Specifically for vaccine manufacturers, vaccine developers that are facing tighter budgets now—also a lot of biotechs here in Europe have trouble fundraising and are seeing tighter budgets than they were used to in 2020–21—but especially in this current situation, I think that platform-agnostic LNP QC is more important now than ever before, because companies do not have the budget to spend hundreds of thousands of Euros or dollars on shiny new instruments that solve one task or another task.

We need to take a look at what is really needed. What data do we need to show, and how can we get to these data as efficiently as possible? And therefore, for our business model, it's not a big dealbreaker. However, on a personal level, I can't understand the decision.

I think it's a very challenging field. It is all still quite new. There was a big hype during covid.

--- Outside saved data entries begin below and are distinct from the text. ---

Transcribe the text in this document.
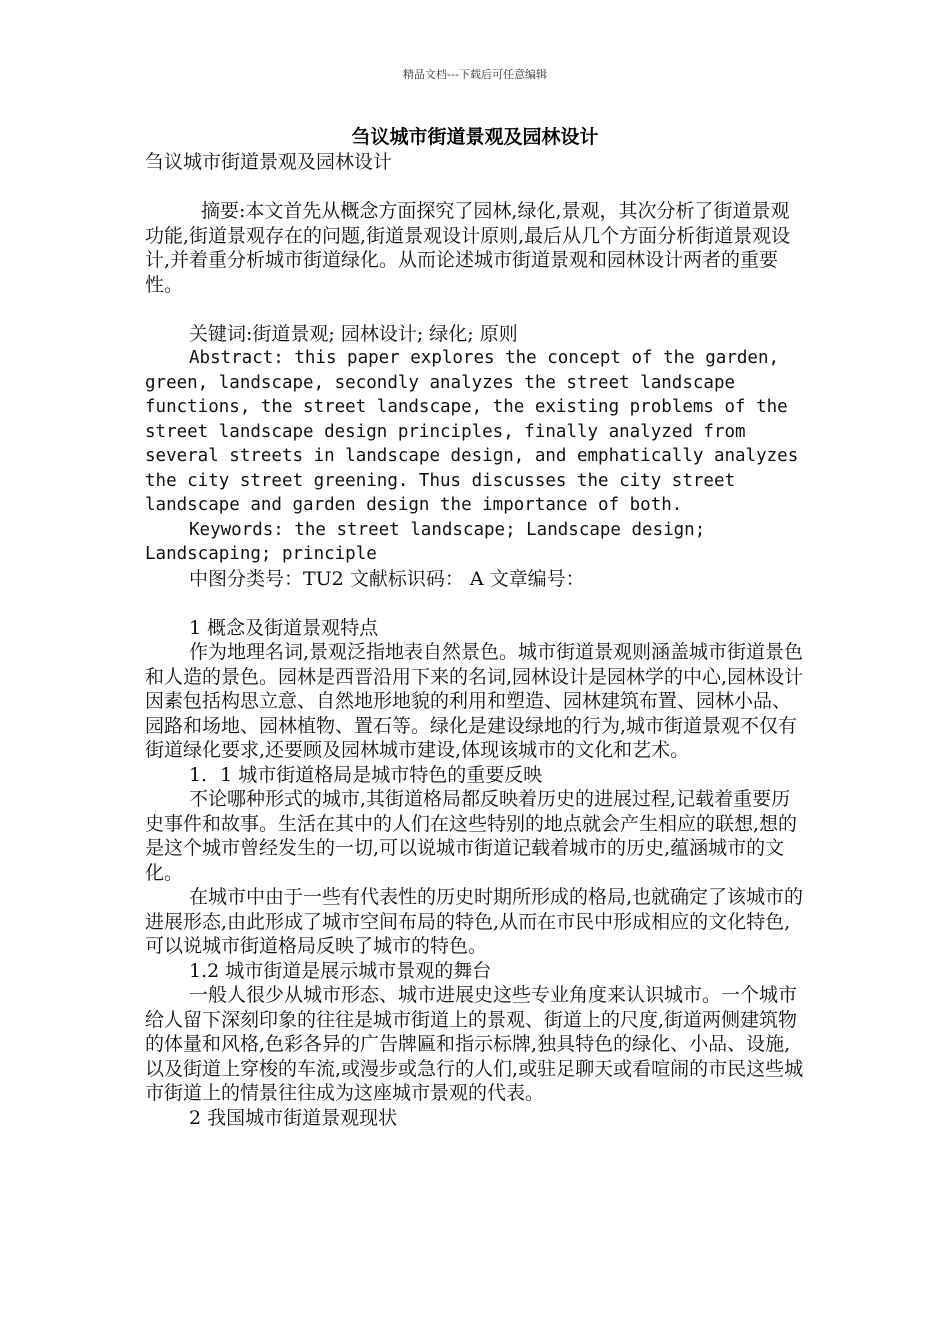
精品文档---下载后可任意编辑
刍议城市街道景观及园林设计

刍议城市街道景观及园林设计

摘要:本文首先从概念方面探究了园林,绿化,景观，其次分析了街道景观功能,街道景观存在的问题,街道景观设计原则,最后从几个方面分析街道景观设计,并着重分析城市街道绿化。从而论述城市街道景观和园林设计两者的重要性。

关键词:街道景观; 园林设计; 绿化; 原则

Abstract: this paper explores the concept of the garden, green, landscape, secondly analyzes the street landscape functions, the street landscape, the existing problems of the street landscape design principles, finally analyzed from several streets in landscape design, and emphatically analyzes the city street greening. Thus discusses the city street landscape and garden design the importance of both.

Keywords: the street landscape; Landscape design; Landscaping; principle

中图分类号：TU2 文献标识码： A 文章编号：

1 概念及街道景观特点

作为地理名词,景观泛指地表自然景色。城市街道景观则涵盖城市街道景色和人造的景色。园林是西晋沿用下来的名词,园林设计是园林学的中心,园林设计因素包括构思立意、自然地形地貌的利用和塑造、园林建筑布置、园林小品、园路和场地、园林植物、置石等。绿化是建设绿地的行为,城市街道景观不仅有街道绿化要求,还要顾及园林城市建设,体现该城市的文化和艺术。

1．1 城市街道格局是城市特色的重要反映

不论哪种形式的城市,其街道格局都反映着历史的进展过程,记载着重要历史事件和故事。生活在其中的人们在这些特别的地点就会产生相应的联想,想的是这个城市曾经发生的一切,可以说城市街道记载着城市的历史,蕴涵城市的文化。

在城市中由于一些有代表性的历史时期所形成的格局,也就确定了该城市的进展形态,由此形成了城市空间布局的特色,从而在市民中形成相应的文化特色,可以说城市街道格局反映了城市的特色。

1.2 城市街道是展示城市景观的舞台

一般人很少从城市形态、城市进展史这些专业角度来认识城市。一个城市给人留下深刻印象的往往是城市街道上的景观、街道上的尺度,街道两侧建筑物的体量和风格,色彩各异的广告牌匾和指示标牌,独具特色的绿化、小品、设施,以及街道上穿梭的车流,或漫步或急行的人们,或驻足聊天或看喧闹的市民这些城市街道上的情景往往成为这座城市景观的代表。

2 我国城市街道景观现状
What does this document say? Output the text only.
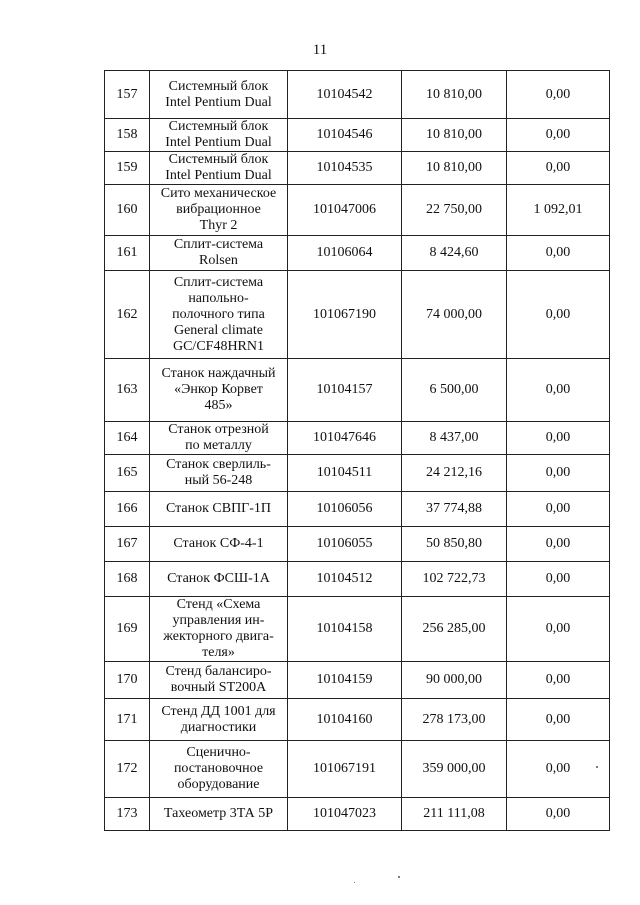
11
157	Системный блок
Intel Pentium Dual	10104542	10 810,00	0,00
158	Системный блок
Intel Pentium Dual	10104546	10 810,00	0,00
159	Системный блок
Intel Pentium Dual	10104535	10 810,00	0,00
160	Сито механическое
вибрационное
Thyr 2	101047006	22 750,00	1 092,01
161	Сплит-система
Rolsen	10106064	8 424,60	0,00
162	Сплит-система
напольно-
полочного типа
General climate
GC/CF48HRN1	101067190	74 000,00	0,00
163	Станок наждачный
«Энкор Корвет
485»	10104157	6 500,00	0,00
164	Станок отрезной
по металлу	101047646	8 437,00	0,00
165	Станок сверлиль-
ный 56-248	10104511	24 212,16	0,00
166	Станок СВПГ-1П	10106056	37 774,88	0,00
167	Станок СФ-4-1	10106055	50 850,80	0,00
168	Станок ФСШ-1А	10104512	102 722,73	0,00
169	Стенд «Схема
управления ин-
жекторного двига-
теля»	10104158	256 285,00	0,00
170	Стенд балансиро-
вочный ST200A	10104159	90 000,00	0,00
171	Стенд ДД 1001 для
диагностики	10104160	278 173,00	0,00
172	Сценично-
постановочное
оборудование	101067191	359 000,00	0,00
173	Тахеометр 3ТА 5Р	101047023	211 111,08	0,00
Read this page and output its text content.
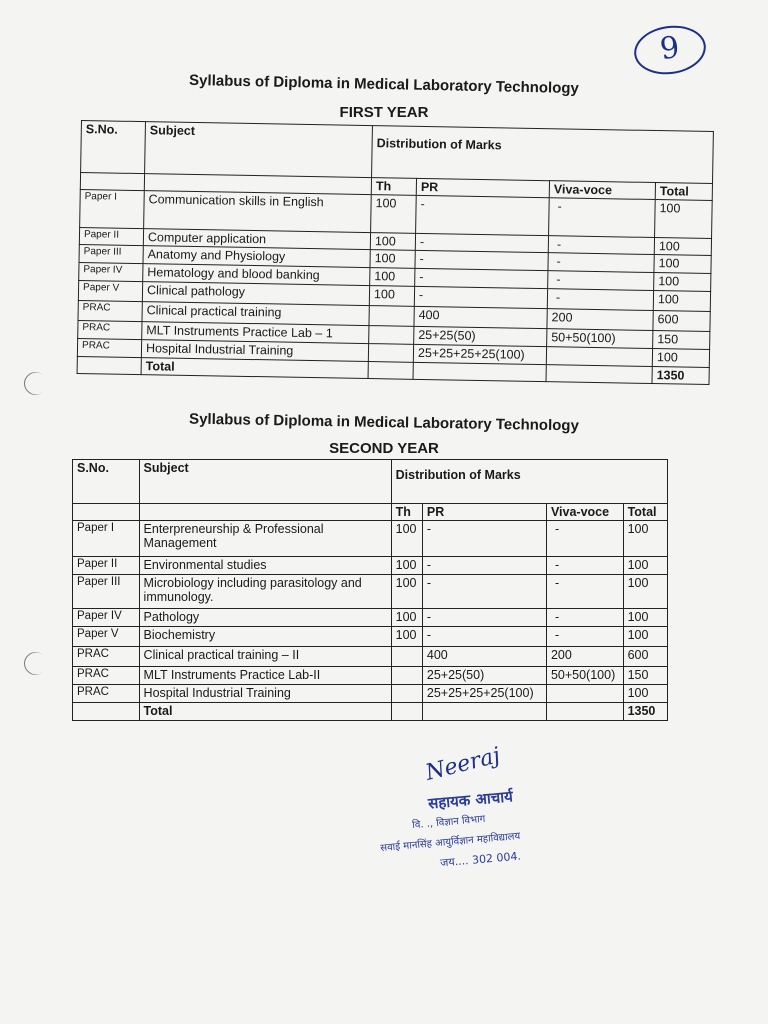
9
Syllabus of Diploma in Medical Laboratory Technology
FIRST YEAR
S.No.	Subject	Distribution of Marks			
		Th	PR	Viva-voce	Total
Paper I	Communication skills in English	100	-	-	100
Paper II	Computer application	100	-	-	100
Paper III	Anatomy and Physiology	100	-	-	100
Paper IV	Hematology and blood banking	100	-	-	100
Paper V	Clinical pathology	100	-	-	100
PRAC	Clinical practical training		400	200	600
PRAC	MLT Instruments Practice Lab – 1		25+25(50)	50+50(100)	150
PRAC	Hospital Industrial Training		25+25+25+25(100)		100
	Total				1350
Syllabus of Diploma in Medical Laboratory Technology
SECOND YEAR
S.No.	Subject	Distribution of Marks			
		Th	PR	Viva-voce	Total
Paper I	Enterpreneurship & Professional Management	100	-	-	100
Paper II	Environmental studies	100	-	-	100
Paper III	Microbiology including parasitology and immunology.	100	-	-	100
Paper IV	Pathology	100	-	-	100
Paper V	Biochemistry	100	-	-	100
PRAC	Clinical practical training – II		400	200	600
PRAC	MLT Instruments Practice Lab-II		25+25(50)	50+50(100)	150
PRAC	Hospital Industrial Training		25+25+25+25(100)		100
	Total				1350
Neeraj
सहायक आचार्य
वि. ., विज्ञान विभाग
सवाई मानसिंह आयुर्विज्ञान महाविद्यालय
जय.... 302 004.
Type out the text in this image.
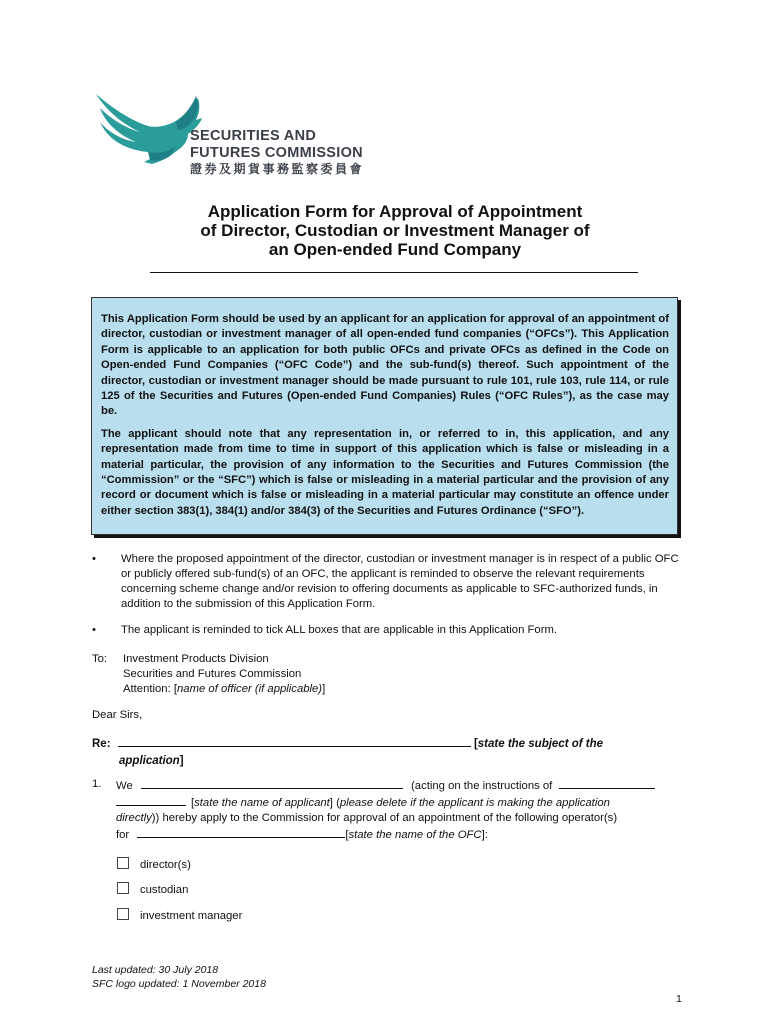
SECURITIES AND
FUTURES COMMISSION
證券及期貨事務監察委員會
Application Form for Approval of Appointment
of Director, Custodian or Investment Manager of
an Open-ended Fund Company

This Application Form should be used by an applicant for an application for approval of an appointment of director, custodian or investment manager of all open-ended fund companies (“OFCs”). This Application Form is applicable to an application for both public OFCs and private OFCs as defined in the Code on Open-ended Fund Companies (“OFC Code”) and the sub-fund(s) thereof. Such appointment of the director, custodian or investment manager should be made pursuant to rule 101, rule 103, rule 114, or rule 125 of the Securities and Futures (Open-ended Fund Companies) Rules (“OFC Rules”), as the case may be.

The applicant should note that any representation in, or referred to in, this application, and any representation made from time to time in support of this application which is false or misleading in a material particular, the provision of any information to the Securities and Futures Commission (the “Commission” or the “SFC”) which is false or misleading in a material particular and the provision of any record or document which is false or misleading in a material particular may constitute an offence under either section 383(1), 384(1) and/or 384(3) of the Securities and Futures Ordinance (“SFO”).

• Where the proposed appointment of the director, custodian or investment manager is in respect of a public OFC or publicly offered sub-fund(s) of an OFC, the applicant is reminded to observe the relevant requirements concerning scheme change and/or revision to offering documents as applicable to SFC-authorized funds, in addition to the submission of this Application Form.
• The applicant is reminded to tick ALL boxes that are applicable in this Application Form.
To: Investment Products Division
Securities and Futures Commission
Attention: [name of officer (if applicable)]
Dear Sirs,
Re:	[state the subject of the
application]
1. We	(acting on the instructions of
[state the name of applicant] (please delete if the applicant is making the application
directly)) hereby apply to the Commission for approval of an appointment of the following operator(s)
for	[state the name of the OFC]:
director(s)
custodian
investment manager
Last updated: 30 July 2018
SFC logo updated: 1 November 2018
1
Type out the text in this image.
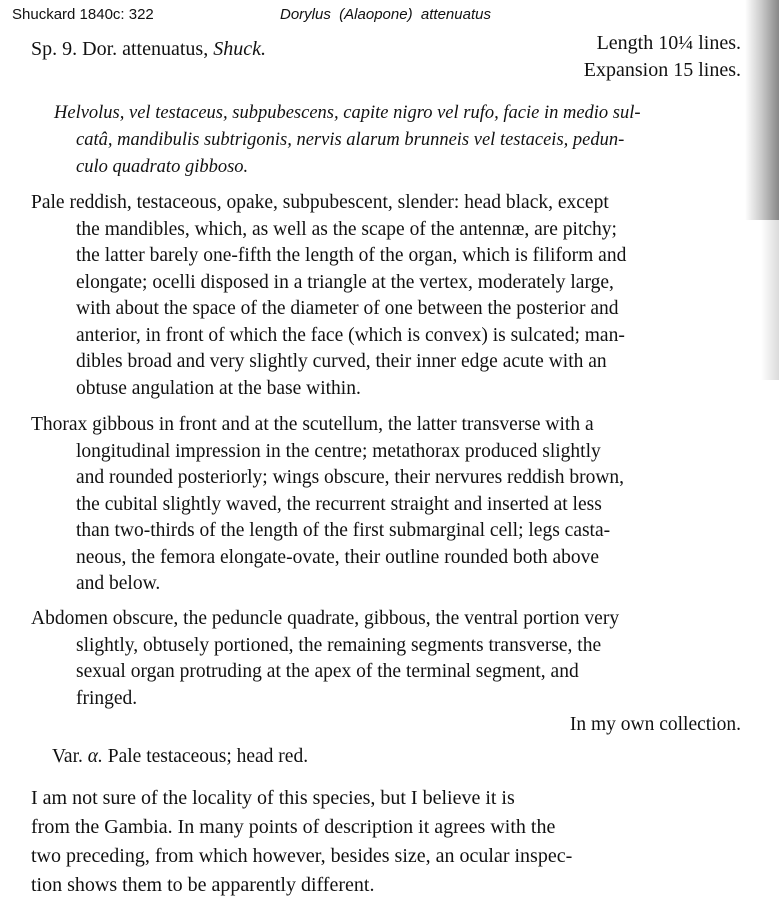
Shuckard 1840c: 322	Dorylus  (Alaopone)  attenuatus
Sp. 9. Dor. attenuatus, Shuck.	Length 10¼ lines.
Expansion 15 lines.
Helvolus, vel testaceus, subpubescens, capite nigro vel rufo, facie in medio sul-
catâ, mandibulis subtrigonis, nervis alarum brunneis vel testaceis, pedun-
culo quadrato gibboso.
Pale reddish, testaceous, opake, subpubescent, slender: head black, except
the mandibles, which, as well as the scape of the antennæ, are pitchy;
the latter barely one-fifth the length of the organ, which is filiform and
elongate; ocelli disposed in a triangle at the vertex, moderately large,
with about the space of the diameter of one between the posterior and
anterior, in front of which the face (which is convex) is sulcated; man-
dibles broad and very slightly curved, their inner edge acute with an
obtuse angulation at the base within.
Thorax gibbous in front and at the scutellum, the latter transverse with a
longitudinal impression in the centre; metathorax produced slightly
and rounded posteriorly; wings obscure, their nervures reddish brown,
the cubital slightly waved, the recurrent straight and inserted at less
than two-thirds of the length of the first submarginal cell; legs casta-
neous, the femora elongate-ovate, their outline rounded both above
and below.
Abdomen obscure, the peduncle quadrate, gibbous, the ventral portion very
slightly, obtusely portioned, the remaining segments transverse, the
sexual organ protruding at the apex of the terminal segment, and
fringed.
In my own collection.
Var. α. Pale testaceous; head red.
I am not sure of the locality of this species, but I believe it is
from the Gambia. In many points of description it agrees with the
two preceding, from which however, besides size, an ocular inspec-
tion shows them to be apparently different.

We thought RNA-based therapies are going to be the future very fast. Now, it turns out it's still going to take a little bit longer. But I personally am convinced that in 20 years, 90% of newly approved drugs are going to be based on RNA, and we need to prepare for that.

Even though the market is quite small right now, this is a technology, and this is a market segment, that is growing very quickly, and therefore, I think providing tools for scientists in this field and allowing drugs to reach the patients faster and ultimately save millions of lives is very critical.

That's what drives me, and that's what gets me up in the morning. I really see that I can make an impact with the work I do, both in driving this company forward, but [also], as we're a small company, sometimes even jumping into the lab and helping out there. It's really inspiring, and I'm excited [about] what's coming up in the next few years.